Focusing on your sales funnel
When it comes to thinking digital you can often forget the fundamentals in sales. It’s easy to lose sight of some of the great stuff good marketers do really well. Like the sales funnel for instance.
Today we’re distracted in real-time by the online analytical tools we have at our disposal. In isolation, traffic sources, mobile visits, EDM performance, sales figures, conversion tracking and events can often be a little polarising. They can also make you a little reactive to increasing inbound efforts when perhaps the key is a greater focus on converting the current numbers within the sales funnel. I really respect an approach with a little old school and new school thinking.
What all of this digital insight should really be telling you is where your customers are within your sales funnel. In particular, the type of content they’re consuming and the type of engagement tools they’re responding to. Making every effort to push them from consideration to conversion more efficiently is the objective. Don’t lose sight of this. These exchanges or funnel decisions reflect choices consumers are making about your products and services, and are critical in identifying and optimising lead opportunities.
Not all digital scenarios are the same. For most major eCommerce sites driven by analytics and insights, your funnel is often purely online and comprehensive. But, like many businesses out there, if a visit online doesn’t end at the checkout, it’s more likely to be driving a registration of interest, an application, quote request or product comparison which will ultimately lead to offline influences and conclusions – and there’s more to focus on in these scenarios.
Ask yourself where your consumers are in the funnel. Map it out as best you can. How many exchanges and phases are in the funnel? Like all things, the simpler the better. Review your website. Most funnels start here and there are a lot of websites you visit that can feel more like a library book or catalog. Clever sites driving more conversion are often leaner direct mail pieces with a tear off coupon.
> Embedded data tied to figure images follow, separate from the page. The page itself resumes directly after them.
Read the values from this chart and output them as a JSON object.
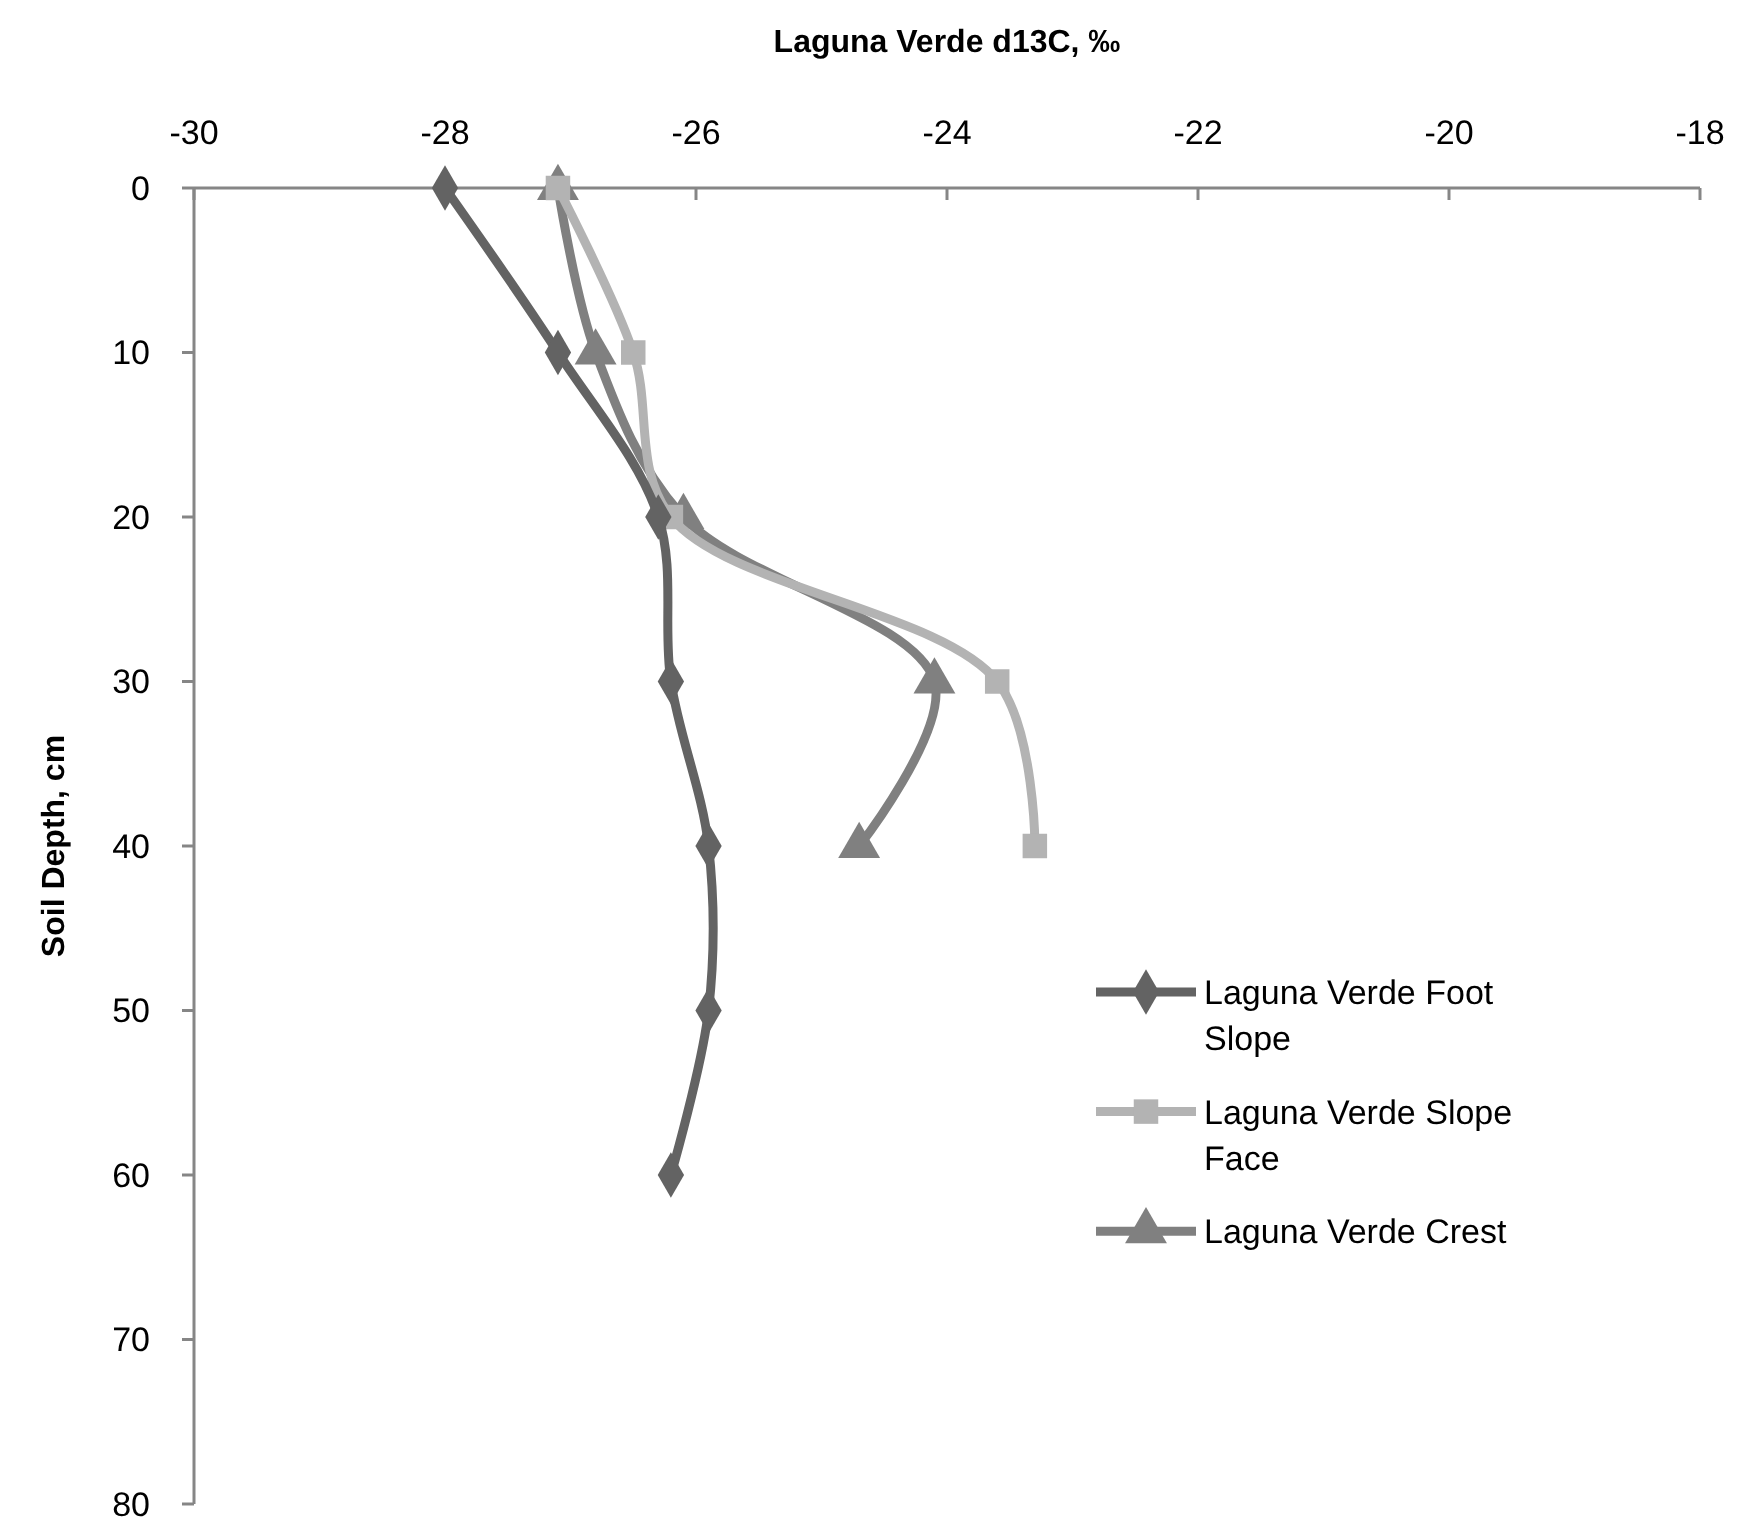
{
  "chart_data": {
    "type": "line",
    "xlabel": "Laguna Verde d13C, ‰",
    "ylabel": "Soil Depth, cm",
    "xlim": [
      -30,
      -18
    ],
    "xticks": [
      -30,
      -28,
      -26,
      -24,
      -22,
      -20,
      -18
    ],
    "ylim": [
      80,
      0
    ],
    "yticks": [
      0,
      10,
      20,
      30,
      40,
      50,
      60,
      70,
      80
    ],
    "grid": false,
    "legend": "bottom right",
    "series": [
      {
        "name": "Laguna Verde Foot Slope",
        "color": "#636363",
        "marker": "diamond",
        "x": [
          -28.0,
          -27.1,
          -26.3,
          -26.2,
          -25.9,
          -25.9,
          -26.2
        ],
        "values": [
          0,
          10,
          20,
          30,
          40,
          50,
          60
        ]
      },
      {
        "name": "Laguna Verde Slope Face",
        "color": "#b3b3b3",
        "marker": "square",
        "x": [
          -27.1,
          -26.5,
          -26.2,
          -23.6,
          -23.3
        ],
        "values": [
          0,
          10,
          20,
          30,
          40
        ]
      },
      {
        "name": "Laguna Verde Crest",
        "color": "#808080",
        "marker": "triangle",
        "x": [
          -27.1,
          -26.8,
          -26.1,
          -24.1,
          -24.7
        ],
        "values": [
          0,
          10,
          20,
          30,
          40
        ]
      }
    ]
  }
}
Let’s think a little new school again. How are consumers responding to exchanges in your funnel? Are your consumers researching on devices better suited for the start of the funnel – on the desktop at lunchtime or the tablet in bed at night? Are they on their mobile on the way back from lunch on a weekend looking for directions or a number to call? Whatever the type of business, regardless of where they are in the sales cycle, it is critical to identify what part of the funnel they’re in, on what type of device, and what exchange will prove most valuable to them at this time.
Define the overall conversion time. Then identify the length of each phase within it and where the lulls are. Work on your lulls. Some funnels we’ve worked on can last anything up to three months. The process can begin with research and a quote request for budgeting purposes. While SEO, SEM and other initiatives may have led them to this exchange, the next part of the funnel for them might be two months down the track and a call from a mobile to visit a location when it’s convenient to them to do the final inspection of products or services. That’s a long time and the nature of their first exchange means they are just as likely to fall out. So what can you do to fix the lulls?
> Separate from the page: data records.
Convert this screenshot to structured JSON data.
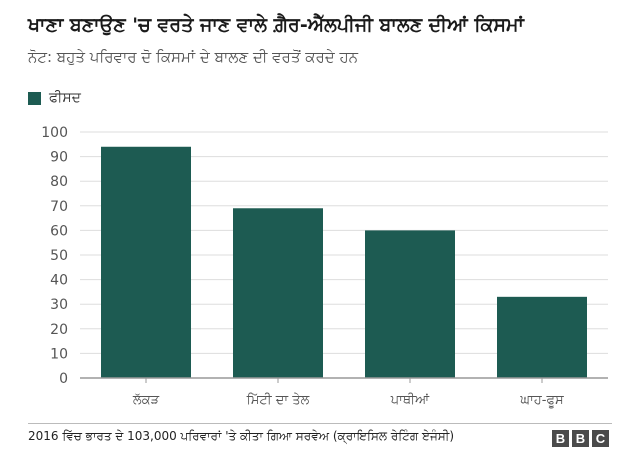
{
  "header": {
    "title": "ਖਾਣਾ ਬਣਾਉਣ 'ਚ ਵਰਤੇ ਜਾਣ ਵਾਲੇ ਗ਼ੈਰ-ਐੱਲਪੀਜੀ ਬਾਲਣ ਦੀਆਂ ਕਿਸਮਾਂ",
    "subtitle": "ਨੋਟ: ਬਹੁਤੇ ਪਰਿਵਾਰ ਦੋ ਕਿਸਮਾਂ ਦੇ ਬਾਲਣ ਦੀ ਵਰਤੋਂ ਕਰਦੇ ਹਨ"
  },
  "legend": {
    "label": "ਫੀਸਦ"
  },
  "footer": {
    "source": "2016 ਵਿੱਚ ਭਾਰਤ ਦੇ 103,000 ਪਰਿਵਾਰਾਂ 'ਤੇ ਕੀਤਾ ਗਿਆ ਸਰਵੇਅ (ਕ੍ਰਾਇਸਿਲ ਰੇਟਿੰਗ ਏਜੰਸੀ)",
    "logo_letters": [
      "B",
      "B",
      "C"
    ]
  },
  "colors": {
    "bar": "#1d5b52",
    "grid": "#dddddd",
    "axis": "#999999",
    "tick_text": "#555555",
    "logo_bg": "#4a4a4a"
  },
  "chart_data": {
    "type": "bar",
    "categories": [
      "ਲੱਕੜ",
      "ਮਿੱਟੀ ਦਾ ਤੇਲ",
      "ਪਾਥੀਆਂ",
      "ਘਾਹ-ਫੂਸ"
    ],
    "series": [
      {
        "name": "ਫੀਸਦ",
        "values": [
          94,
          69,
          60,
          33
        ]
      }
    ],
    "ylim": [
      0,
      100
    ],
    "yticks": [
      0,
      10,
      20,
      30,
      40,
      50,
      60,
      70,
      80,
      90,
      100
    ],
    "grid": true,
    "legend_position": "top-left"
  }
}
Think old-school. Learn to respect the reason for the lull may be more rational than you would expect. This may be as simple as asking your customers what happened in between – why the lag? What would have motivated them to convert sooner? Discover whether time, price, other factors were not aligning. By identifying and recognising the lag, you have a chance to act and understand better your consumer and their motivations within in your funnel.
In most instances you can make tactical changes to address the lag and dramatically reduce the funnel time-frame. Bingo! Increased conversion. While I can only comment from our own category and client experience, it’s important to note each situation and motivation to act is very different.
Often when starting from scratch, our strategy will involve developing a new website, micro-site or landing page which is responsive to all consumer needs in the funnel – meaning desktop, tablet and mobile. We’ll also focus heavily on UI/UX to ensure the right experience and conversion tools are present to align with our funnel exchanges and strategy. Clients sometimes give too much content away early in the funnel where they could be engaging with consumers and pushing them through the funnel via registration walls, engaging tools or other content offerings. Each exchange must deliver some form of consumer benefit. EDMs play a large role along the journey, with auto-responder sequences being a relevant way of planting more seeds along the path through content.
You often hear of success being measured by where you rank in search engine results, or how many visits the site is getting. Sorry, it really means nothing unless your sales or conversion is using this to full advantage. The funnel runs deep, that’s the lesson here. So focus on inbound channels in the funnel both online and offline, and more importantly integrate the best of old school and new school thinking into your process to get them through.